There is a ton of information out there about the differences between computer monitors and TV screens.
Check them out.May 27, 2003 at 2:11 pm #3734
“Yolegoman” wrote: Oh sorry guys, should have mentioned that I have a High Definition tv *Shrug* kinda forgot.
Wishing he could delete the above post, Yolegoman heads off to bed, crying over the fact that laptops cost so much
Okay, okay, I overreacted. Your high def TV (HDTV) is far better than any TV on the market, but it still has a resolution less than that of the better computer monitor. Your HDTV has 1080i or p is better. A 1600 by 1280 monitor would take that video resolution and ask for more.

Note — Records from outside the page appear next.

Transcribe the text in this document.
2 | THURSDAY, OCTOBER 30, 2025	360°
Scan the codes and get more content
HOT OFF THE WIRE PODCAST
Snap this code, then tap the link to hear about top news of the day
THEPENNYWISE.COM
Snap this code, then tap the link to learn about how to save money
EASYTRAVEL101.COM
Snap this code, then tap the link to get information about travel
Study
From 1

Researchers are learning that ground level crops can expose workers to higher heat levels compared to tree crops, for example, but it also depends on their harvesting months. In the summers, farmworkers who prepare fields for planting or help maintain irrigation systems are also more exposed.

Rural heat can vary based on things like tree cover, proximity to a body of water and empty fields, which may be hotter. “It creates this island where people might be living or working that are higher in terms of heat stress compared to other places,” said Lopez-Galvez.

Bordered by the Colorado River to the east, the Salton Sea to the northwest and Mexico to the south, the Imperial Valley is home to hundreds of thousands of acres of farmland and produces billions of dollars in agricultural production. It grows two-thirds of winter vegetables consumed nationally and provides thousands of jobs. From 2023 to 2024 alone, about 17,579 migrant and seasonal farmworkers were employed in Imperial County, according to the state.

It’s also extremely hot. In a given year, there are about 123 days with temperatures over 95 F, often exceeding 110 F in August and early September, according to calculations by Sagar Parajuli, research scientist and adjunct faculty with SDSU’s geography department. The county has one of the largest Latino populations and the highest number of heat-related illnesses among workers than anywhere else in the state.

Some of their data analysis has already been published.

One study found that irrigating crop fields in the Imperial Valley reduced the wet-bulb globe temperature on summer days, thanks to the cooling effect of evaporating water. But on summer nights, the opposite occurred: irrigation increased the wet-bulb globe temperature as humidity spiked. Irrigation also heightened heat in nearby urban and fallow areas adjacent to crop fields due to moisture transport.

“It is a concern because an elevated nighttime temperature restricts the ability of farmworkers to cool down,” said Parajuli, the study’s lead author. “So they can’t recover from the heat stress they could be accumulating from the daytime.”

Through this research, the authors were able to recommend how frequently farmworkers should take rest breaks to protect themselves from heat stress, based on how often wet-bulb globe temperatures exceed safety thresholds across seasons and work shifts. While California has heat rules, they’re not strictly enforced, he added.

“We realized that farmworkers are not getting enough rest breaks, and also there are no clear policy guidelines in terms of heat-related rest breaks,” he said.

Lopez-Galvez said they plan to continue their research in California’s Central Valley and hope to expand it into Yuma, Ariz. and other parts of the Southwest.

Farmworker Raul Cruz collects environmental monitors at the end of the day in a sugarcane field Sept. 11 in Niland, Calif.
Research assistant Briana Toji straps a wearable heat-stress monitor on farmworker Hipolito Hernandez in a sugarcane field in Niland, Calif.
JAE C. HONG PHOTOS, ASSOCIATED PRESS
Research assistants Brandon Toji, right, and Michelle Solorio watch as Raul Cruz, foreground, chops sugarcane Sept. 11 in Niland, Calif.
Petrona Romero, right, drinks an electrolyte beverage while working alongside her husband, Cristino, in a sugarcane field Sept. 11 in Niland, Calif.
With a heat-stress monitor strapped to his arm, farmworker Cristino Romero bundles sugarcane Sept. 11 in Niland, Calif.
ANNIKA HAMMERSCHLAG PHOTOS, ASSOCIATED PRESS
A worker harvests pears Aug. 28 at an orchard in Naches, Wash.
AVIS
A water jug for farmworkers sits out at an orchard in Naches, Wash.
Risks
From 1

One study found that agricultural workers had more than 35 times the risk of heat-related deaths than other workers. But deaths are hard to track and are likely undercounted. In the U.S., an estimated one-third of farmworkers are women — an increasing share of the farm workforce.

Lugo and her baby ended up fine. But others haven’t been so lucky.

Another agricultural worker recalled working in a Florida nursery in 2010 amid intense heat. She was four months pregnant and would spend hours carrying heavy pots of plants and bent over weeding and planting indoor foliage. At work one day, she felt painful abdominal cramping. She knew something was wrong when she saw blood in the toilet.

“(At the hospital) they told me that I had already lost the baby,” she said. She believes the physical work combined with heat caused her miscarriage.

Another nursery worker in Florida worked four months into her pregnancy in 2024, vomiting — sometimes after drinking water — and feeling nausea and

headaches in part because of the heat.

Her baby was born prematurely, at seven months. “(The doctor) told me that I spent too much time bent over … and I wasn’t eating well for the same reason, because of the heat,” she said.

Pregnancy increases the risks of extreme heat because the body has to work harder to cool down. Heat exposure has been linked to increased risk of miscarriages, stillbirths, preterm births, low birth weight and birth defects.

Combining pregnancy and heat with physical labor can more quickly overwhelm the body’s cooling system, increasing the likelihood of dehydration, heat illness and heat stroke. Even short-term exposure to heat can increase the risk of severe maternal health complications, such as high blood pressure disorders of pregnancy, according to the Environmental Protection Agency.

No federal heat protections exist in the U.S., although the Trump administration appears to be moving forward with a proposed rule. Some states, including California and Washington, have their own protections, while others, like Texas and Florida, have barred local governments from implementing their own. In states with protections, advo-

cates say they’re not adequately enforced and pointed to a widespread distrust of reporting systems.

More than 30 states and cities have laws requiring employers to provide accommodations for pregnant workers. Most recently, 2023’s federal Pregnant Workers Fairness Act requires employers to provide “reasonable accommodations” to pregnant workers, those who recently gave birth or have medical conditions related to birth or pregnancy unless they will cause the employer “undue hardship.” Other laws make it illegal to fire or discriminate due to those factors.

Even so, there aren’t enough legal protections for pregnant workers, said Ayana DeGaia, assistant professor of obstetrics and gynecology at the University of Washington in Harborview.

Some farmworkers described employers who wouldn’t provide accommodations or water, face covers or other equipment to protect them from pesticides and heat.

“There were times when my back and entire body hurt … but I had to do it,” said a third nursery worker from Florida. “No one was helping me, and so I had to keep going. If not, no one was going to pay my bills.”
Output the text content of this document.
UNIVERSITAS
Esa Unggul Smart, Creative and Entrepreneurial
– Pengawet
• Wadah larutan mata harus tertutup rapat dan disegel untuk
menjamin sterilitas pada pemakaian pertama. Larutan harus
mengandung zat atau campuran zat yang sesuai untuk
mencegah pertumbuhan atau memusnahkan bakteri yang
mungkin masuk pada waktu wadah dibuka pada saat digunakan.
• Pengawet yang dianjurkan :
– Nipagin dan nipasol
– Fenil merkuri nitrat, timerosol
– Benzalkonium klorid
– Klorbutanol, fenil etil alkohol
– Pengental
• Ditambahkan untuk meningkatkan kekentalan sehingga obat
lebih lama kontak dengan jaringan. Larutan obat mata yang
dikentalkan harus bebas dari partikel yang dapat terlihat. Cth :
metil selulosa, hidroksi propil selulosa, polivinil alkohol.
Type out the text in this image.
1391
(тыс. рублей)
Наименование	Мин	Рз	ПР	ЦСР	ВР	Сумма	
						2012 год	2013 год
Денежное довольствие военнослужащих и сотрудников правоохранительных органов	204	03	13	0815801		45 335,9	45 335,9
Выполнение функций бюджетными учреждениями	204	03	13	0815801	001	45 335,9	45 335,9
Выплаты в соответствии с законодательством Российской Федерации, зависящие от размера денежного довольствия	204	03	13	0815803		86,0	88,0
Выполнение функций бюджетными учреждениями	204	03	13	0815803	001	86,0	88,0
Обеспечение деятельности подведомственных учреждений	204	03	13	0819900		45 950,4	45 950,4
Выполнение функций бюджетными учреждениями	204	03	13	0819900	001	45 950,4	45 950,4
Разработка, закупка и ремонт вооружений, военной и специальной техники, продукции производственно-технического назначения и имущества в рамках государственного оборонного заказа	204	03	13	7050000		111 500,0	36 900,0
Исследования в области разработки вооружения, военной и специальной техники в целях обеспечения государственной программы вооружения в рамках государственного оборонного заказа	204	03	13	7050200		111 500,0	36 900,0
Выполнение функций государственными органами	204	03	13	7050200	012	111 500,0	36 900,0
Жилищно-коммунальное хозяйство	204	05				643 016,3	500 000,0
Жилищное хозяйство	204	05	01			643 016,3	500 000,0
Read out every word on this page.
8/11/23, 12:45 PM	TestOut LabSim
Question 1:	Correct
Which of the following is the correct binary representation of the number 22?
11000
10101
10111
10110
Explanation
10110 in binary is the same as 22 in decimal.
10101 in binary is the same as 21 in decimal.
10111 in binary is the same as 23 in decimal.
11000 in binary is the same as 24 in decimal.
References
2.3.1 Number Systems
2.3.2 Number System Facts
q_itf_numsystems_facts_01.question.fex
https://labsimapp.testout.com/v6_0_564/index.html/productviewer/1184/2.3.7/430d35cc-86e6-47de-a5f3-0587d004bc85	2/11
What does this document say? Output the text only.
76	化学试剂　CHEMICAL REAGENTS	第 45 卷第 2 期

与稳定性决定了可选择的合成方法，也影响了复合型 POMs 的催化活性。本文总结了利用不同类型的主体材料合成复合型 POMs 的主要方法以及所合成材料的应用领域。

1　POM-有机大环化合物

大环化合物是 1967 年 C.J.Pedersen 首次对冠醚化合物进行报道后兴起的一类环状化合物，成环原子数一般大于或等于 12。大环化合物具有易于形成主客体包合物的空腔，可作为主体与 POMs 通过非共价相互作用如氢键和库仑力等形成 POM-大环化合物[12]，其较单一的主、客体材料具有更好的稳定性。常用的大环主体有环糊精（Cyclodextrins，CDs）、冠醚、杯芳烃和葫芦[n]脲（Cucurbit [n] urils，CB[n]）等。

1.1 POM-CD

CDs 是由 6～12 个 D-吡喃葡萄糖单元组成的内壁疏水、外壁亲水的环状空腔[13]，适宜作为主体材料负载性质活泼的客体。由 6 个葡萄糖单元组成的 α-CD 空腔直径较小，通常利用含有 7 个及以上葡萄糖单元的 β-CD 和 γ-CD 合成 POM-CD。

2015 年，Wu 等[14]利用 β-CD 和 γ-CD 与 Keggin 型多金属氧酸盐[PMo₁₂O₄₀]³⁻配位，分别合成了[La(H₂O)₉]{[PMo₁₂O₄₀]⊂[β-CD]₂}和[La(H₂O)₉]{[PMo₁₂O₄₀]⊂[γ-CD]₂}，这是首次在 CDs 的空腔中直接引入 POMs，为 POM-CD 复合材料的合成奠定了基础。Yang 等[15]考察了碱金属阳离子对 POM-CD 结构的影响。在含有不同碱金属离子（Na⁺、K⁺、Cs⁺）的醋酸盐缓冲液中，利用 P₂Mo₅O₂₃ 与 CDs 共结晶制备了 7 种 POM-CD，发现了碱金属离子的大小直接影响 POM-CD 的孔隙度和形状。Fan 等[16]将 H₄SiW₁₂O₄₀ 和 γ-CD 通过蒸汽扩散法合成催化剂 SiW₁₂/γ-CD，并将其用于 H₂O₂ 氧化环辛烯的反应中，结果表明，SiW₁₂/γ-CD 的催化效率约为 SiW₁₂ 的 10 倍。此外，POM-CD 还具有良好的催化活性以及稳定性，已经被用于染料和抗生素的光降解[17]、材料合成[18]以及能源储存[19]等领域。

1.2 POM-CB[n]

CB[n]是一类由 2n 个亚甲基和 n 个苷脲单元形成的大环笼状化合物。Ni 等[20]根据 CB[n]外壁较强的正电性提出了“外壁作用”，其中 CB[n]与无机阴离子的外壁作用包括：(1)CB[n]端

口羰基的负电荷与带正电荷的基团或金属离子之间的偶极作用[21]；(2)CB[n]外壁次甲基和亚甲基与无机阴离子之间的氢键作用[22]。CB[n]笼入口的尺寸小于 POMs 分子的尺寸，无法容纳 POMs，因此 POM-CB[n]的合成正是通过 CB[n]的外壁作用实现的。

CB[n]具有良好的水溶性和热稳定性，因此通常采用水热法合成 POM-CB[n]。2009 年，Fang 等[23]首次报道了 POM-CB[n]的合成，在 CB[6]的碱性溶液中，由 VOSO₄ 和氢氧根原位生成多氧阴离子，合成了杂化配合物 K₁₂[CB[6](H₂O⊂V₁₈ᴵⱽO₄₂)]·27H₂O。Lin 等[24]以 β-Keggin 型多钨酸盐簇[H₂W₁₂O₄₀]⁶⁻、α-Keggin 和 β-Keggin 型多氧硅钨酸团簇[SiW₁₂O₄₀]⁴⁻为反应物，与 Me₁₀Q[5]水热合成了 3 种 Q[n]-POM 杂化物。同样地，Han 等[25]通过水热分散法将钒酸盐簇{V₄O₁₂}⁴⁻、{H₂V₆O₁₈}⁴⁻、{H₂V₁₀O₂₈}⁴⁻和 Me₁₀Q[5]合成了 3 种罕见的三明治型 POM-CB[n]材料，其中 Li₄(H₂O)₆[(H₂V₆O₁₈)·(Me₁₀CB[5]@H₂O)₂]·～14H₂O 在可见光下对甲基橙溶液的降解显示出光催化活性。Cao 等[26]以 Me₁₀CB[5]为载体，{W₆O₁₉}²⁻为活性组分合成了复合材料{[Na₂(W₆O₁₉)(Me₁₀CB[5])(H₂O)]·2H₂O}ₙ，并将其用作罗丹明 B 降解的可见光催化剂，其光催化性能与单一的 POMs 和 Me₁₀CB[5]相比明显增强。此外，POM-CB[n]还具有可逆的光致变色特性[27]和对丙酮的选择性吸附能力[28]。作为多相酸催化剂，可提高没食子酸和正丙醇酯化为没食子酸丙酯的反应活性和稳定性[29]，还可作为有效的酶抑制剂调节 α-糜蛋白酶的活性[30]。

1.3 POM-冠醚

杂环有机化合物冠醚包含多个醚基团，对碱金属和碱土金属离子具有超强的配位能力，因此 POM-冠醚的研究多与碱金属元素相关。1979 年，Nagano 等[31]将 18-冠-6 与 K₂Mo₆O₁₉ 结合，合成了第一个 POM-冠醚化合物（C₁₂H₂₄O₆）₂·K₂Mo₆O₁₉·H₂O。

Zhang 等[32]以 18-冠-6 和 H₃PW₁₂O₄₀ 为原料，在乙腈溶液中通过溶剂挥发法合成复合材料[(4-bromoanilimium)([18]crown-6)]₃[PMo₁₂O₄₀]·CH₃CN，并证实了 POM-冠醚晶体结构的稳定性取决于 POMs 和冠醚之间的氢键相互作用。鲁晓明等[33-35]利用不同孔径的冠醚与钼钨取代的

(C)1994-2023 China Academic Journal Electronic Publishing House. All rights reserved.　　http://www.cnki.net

I am jealous of you HDTV though. Do you get HDTV off satellite or are you one of the lucky few getting it from cable?
ToddMay 27, 2003 at 2:16 pm #3735
Hook your DVD player into your VCR input (if your VCR has one, mine has RCA inputs), and then simply record
That’s exactly what I did for the show I attended a while back and it works perfectly. Sadly, I can’t produce NTSC tapes, so I’d be very grateful if someone (preferably someone reliable – no offence to WeirdEars, et al) would volunteer for this.
What format can you make them in? Let me know and I will do some research around town to see if I can go from your format to NTSC. If I can and the cost is reasonable, I can take your format and convert it to mine.
The rules state any arrangement with the committee. I am the committee. Get with me and we will work something out. I simply do not want to get stuck at the deadline rushing around to find a means of converting after I allowed everything under the sun. By knowing what’s coming I can prepare for it.